Here's what I have, which doesn't seem to be doing the job:
for z, g in range(len(tablerows), len(andrewlist)):
tablerowslist = tablerows[z]
if "Andrew Alexander" in tablerowslist:
andrewlist[g] = tablerowslist
Any ideas?
This is the list structure:
[['Kyle Bazzy', 'FUP dropbox message', '8/18/2011', 'Swing Trade Stocks</a>', ' ', 'Affiliate blog'], ['Kyle Bazzy', 'FUP dropbox message', '8/18/2011', 'Swing Trade Software</a>', ' ', 'FUP from dropbox message. Affiliate blog'], ['Kyle Bazzy', 'FUP dropbox message', '8/18/2011', 'Start Day Trading (Blog)</a>', ' ', 'FUP from dropbox message'], ['Kyle Bazzy', 'Call, be VERY NICE', '8/18/2011', ' ', 'r24867</a>', 'We have been very nice to him, but he wants to cancel, we need to keep being nice and seeing what is wrong now.'], ['Jason Raznick', 'Reach out', '8/18/2011', 'Lexis Nexis</a>', ' ', '-'], ['Andrew Alexander', 'Check on account in one week', '8/18/2011', ' ', 'r46876</a>', '-'], ['Andrew Alexander', 'Cancel him from 5 dollar feed', '8/18/2011', ' ', 'r37693</a>', '-'], ['Aaron Wise', 'FUP with contract', '8/18/2011', 'YouTradeFX</a>', ' ', "Zisa is on vacation...FUP next week and then try again if she's still gone."], ['Aaron Wise', 'Email--JASON', '8/18/2011', 'Lexis Nexis</a>', ' ', 'email by today'], ['Sarah Knapp', '3rd FUP', '8/18/2011', 'Steven L. Pomeranz</a>', ' ', '-'], ['Sarah Knapp', 'Are we really interested in partnering?', '8/18/2011', 'Reverse Spins</a>', ' ', "V. political, doesn't seem like high quality content. Do we really want a partnership?"], ['Sarah Knapp', '2nd follow up', '8/18/2011', 'Business World</a>', ' ', '-'], ['Sarah Knapp', 'Determine whether we are actually interested in partnership', '8/18/2011', 'Fayrouz In Dallas</a>', ' ', "Hasn't updated since September 2010."], ['Sarah Knapp', 'See email exchange w/Autumn; what should happen', '8/18/2011', 'Graham and Doddsville</a>', ' ', "Wasn't sure if we could partner bc of regulations, but could do something meant simply to increase traffic both ways."], ['Sarah Knapp', '3rd follow up', '8/18/2011', 'Fund Action</a>', ' ', '-']]
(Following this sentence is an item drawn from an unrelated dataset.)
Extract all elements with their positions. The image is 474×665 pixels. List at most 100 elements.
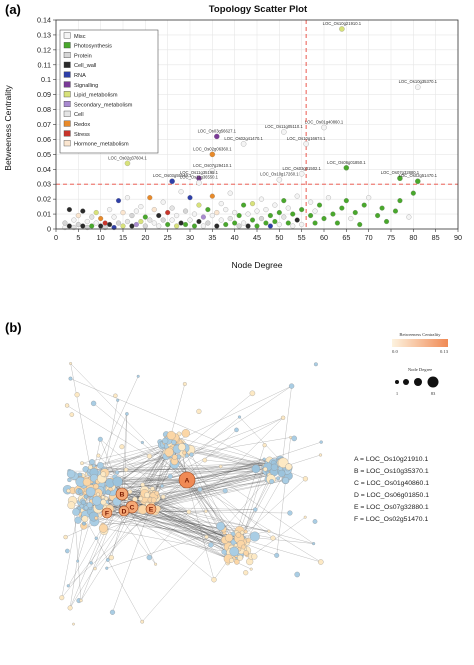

For any value that has a particular value in it, say, Andrew Alexander, I want to make a separate list of these.
For example:
[['Andrew Alexander', 'Check on account in one week', '8/18/2011', ' ', 'r46876</a>', '-'], ['Andrew Alexander', 'Cancel him from 5 dollar feed', '8/18/2011', ' ', 'r37693</a>', '-']]
Assuming you have a list whose elements are lists, this is what I'd do:
andrewlist = [row for row in tablerows if "Andrew Alexander" in row]
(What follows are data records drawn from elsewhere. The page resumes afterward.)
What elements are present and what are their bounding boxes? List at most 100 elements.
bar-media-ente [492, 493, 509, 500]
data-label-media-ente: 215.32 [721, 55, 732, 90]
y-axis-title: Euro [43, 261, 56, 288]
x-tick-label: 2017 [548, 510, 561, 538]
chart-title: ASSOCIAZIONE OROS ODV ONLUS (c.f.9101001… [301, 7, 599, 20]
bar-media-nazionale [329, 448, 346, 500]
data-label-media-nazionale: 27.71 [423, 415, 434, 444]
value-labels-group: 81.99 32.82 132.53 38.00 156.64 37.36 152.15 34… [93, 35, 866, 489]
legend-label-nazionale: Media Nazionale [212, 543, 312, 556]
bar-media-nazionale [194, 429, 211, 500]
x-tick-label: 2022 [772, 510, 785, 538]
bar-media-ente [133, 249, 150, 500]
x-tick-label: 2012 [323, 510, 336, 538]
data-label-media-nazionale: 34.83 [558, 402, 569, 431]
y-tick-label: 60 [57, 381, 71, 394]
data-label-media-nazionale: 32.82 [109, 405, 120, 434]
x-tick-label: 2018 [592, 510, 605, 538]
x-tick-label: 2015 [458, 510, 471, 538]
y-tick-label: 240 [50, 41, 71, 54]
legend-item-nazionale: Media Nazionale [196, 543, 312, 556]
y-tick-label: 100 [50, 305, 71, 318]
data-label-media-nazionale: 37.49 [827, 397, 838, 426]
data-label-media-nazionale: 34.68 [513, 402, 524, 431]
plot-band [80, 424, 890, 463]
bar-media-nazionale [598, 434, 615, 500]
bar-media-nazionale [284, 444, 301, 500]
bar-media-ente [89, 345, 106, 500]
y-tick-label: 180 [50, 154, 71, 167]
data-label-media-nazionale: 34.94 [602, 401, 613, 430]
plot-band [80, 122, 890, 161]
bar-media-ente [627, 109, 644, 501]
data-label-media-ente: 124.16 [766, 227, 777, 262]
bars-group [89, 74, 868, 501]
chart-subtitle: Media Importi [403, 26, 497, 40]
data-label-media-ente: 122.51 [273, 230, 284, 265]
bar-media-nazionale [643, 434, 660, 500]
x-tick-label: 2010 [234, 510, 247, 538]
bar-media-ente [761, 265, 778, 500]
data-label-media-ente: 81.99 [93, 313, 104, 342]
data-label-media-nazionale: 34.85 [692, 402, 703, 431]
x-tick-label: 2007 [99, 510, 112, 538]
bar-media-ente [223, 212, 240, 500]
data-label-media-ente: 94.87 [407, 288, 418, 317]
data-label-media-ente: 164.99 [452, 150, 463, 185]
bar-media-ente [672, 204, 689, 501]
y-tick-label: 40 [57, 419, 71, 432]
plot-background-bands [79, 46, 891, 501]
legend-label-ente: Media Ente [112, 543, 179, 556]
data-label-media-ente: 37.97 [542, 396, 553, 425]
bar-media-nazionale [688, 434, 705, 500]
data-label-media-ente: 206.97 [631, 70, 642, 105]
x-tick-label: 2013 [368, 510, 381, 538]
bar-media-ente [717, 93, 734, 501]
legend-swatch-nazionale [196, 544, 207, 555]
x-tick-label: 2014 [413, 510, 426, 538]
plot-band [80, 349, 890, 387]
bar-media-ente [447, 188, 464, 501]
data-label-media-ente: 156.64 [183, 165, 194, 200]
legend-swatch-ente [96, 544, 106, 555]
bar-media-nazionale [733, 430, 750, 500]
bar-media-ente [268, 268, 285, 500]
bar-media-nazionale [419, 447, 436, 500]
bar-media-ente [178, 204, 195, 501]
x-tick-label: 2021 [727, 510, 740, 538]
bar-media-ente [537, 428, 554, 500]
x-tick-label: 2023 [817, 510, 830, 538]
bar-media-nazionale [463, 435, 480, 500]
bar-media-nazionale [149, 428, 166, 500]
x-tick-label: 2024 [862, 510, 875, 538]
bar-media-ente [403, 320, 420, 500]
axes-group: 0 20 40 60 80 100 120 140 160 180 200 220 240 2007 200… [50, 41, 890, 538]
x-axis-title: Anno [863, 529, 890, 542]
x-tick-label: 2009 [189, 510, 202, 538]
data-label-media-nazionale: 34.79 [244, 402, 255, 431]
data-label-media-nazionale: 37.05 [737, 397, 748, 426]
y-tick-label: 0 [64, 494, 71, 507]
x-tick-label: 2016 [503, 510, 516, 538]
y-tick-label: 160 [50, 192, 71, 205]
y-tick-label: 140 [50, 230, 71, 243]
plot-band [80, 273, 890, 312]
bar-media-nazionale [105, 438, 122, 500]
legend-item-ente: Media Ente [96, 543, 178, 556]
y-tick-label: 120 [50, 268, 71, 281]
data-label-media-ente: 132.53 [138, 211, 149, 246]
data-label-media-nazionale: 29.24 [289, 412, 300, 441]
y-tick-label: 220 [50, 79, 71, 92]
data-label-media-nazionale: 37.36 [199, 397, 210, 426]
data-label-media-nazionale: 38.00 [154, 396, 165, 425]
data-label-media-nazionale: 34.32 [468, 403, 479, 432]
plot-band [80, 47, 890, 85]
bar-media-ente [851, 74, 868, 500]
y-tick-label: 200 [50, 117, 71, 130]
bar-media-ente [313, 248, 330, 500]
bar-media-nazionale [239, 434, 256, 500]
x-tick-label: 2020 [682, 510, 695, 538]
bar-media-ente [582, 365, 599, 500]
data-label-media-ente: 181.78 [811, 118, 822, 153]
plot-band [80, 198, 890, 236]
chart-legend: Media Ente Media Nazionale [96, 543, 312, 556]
>>> #I have a list within a list,
>>> lol = [[1, 2, 42, 3], [4, 5, 6], [7, 42, 8]]
>>> found = []
>>> #iterate through one list,
>>> for i in lol:
... #in the inner list I want to search for a value
... if 42 in i:
... #if this value is present, place that list in a variable
... found.append(i)
...
>>> found
[[1, 2, 42, 3], [7, 42, 8]]
for z, g in range(len(tablerows), len(andrewlist)):
This means "make a list of the numbers which are between the length of tablerows and the length of andrewlist, and then look at each of those numbers in turn, and treat those numbers as a list of two values, and assign the two values to z and g each time through the loop".
A number cannot be treated as a list of two values, so this fails.
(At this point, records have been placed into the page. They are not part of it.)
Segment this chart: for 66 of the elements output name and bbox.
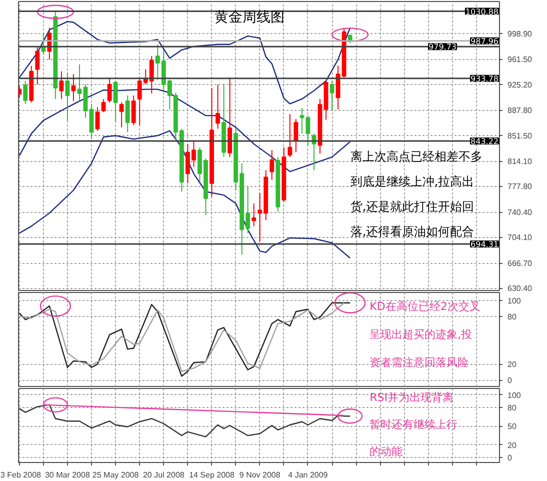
y-tick-label: 704.10: [508, 233, 533, 242]
y-tick-label: 666.70: [508, 259, 533, 268]
ref-line-label: 933.78: [470, 74, 499, 84]
annotation: RSI并为出现背离: [370, 391, 454, 404]
annotation: 的动能: [370, 445, 403, 458]
annotation: 暂时还有继续上行: [370, 418, 458, 431]
annotation: KD在高位已经2次交叉: [370, 300, 480, 313]
x-tick-label: 14 Sep 2008: [189, 470, 235, 480]
y-tick-label: 80: [508, 312, 517, 322]
ref-line-label: 1030.88: [465, 7, 499, 16]
candlestick: [294, 118, 298, 153]
candlestick: [65, 72, 70, 121]
candlestick: [330, 80, 334, 112]
y-tick-label: 998.90: [508, 29, 533, 38]
y-tick-label: 20: [508, 360, 517, 370]
annotation: 到底是继续上冲,拉高出: [350, 174, 474, 188]
annotation: 资者需注意回落风险: [370, 356, 469, 369]
x-tick-label: 30 Mar 2008: [45, 470, 90, 480]
y-tick-label: 80: [508, 403, 517, 412]
annotation: 呈现出超买的迹象,投: [370, 328, 472, 341]
candlestick: [23, 80, 28, 104]
y-tick-label: 925.20: [508, 80, 533, 90]
candlestick: [101, 98, 106, 113]
candlestick: [59, 70, 64, 100]
candlestick: [18, 85, 22, 98]
annotation: 落,还得看原油如何配合: [350, 224, 474, 238]
x-tick-label: 25 May 2008: [92, 470, 140, 480]
candlestick: [35, 46, 40, 85]
y-tick-label: 961.50: [508, 55, 533, 64]
x-tick-label: 9 Nov 2008: [239, 470, 281, 480]
y-tick-label: 100: [508, 390, 522, 400]
y-tick-label: 777.80: [508, 182, 533, 192]
annotation: 离上次高点已经相差不多: [350, 150, 482, 164]
candlestick: [131, 95, 136, 126]
line-series: [18, 130, 351, 259]
candlestick: [77, 64, 82, 102]
ref-line-label: 979.73: [428, 42, 457, 52]
x-tick-label: 20 Jul 2008: [142, 470, 185, 480]
y-tick-label: 740.40: [508, 208, 533, 218]
ref-line-label: 843.22: [470, 137, 499, 146]
candlestick: [125, 95, 130, 133]
candlestick: [113, 80, 118, 123]
candlestick: [288, 114, 292, 158]
y-tick-label: 100: [508, 296, 522, 306]
x-tick-label: 4 Jan 2009: [288, 470, 328, 480]
y-tick-label: 887.80: [508, 106, 533, 116]
text: 黄金周线图: [214, 10, 284, 26]
y-tick-label: 814.10: [508, 157, 533, 166]
y-tick-label: 50: [508, 422, 517, 432]
ref-line-label: 694.31: [470, 240, 499, 249]
ref-line-label: 987.96: [470, 36, 499, 46]
annotation: 货,还是就此打住开始回: [350, 200, 474, 214]
y-tick-label: 0: [508, 453, 512, 462]
x-tick-label: 3 Feb 2008: [0, 470, 42, 480]
candlestick: [89, 103, 94, 140]
y-tick-label: 851.50: [508, 131, 533, 140]
candlestick: [119, 102, 124, 128]
candlestick: [83, 84, 88, 118]
candlestick: [270, 150, 274, 180]
candlestick: [216, 84, 220, 130]
y-tick-label: 0: [508, 376, 512, 386]
y-tick-label: 20: [508, 440, 517, 450]
y-tick-label: 630.40: [508, 284, 533, 294]
candlestick: [107, 77, 112, 103]
candlestick: [252, 202, 256, 227]
candlestick: [95, 106, 100, 132]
You need to be much, much clearer about what you are doing. Show an example of the contents of tablerows before the loop, and the contents of andrewlist before the loop, and what it should look like afterwards. Your description is muddled: I can only guess that when you say "and then I want to iterate through one list" you mean one of the lists in your list-of-lists; but I can't tell whether you want one specific one, or each one in turn. And then when you next say "and then in the inner list I want to...", I have no idea what you're referring to.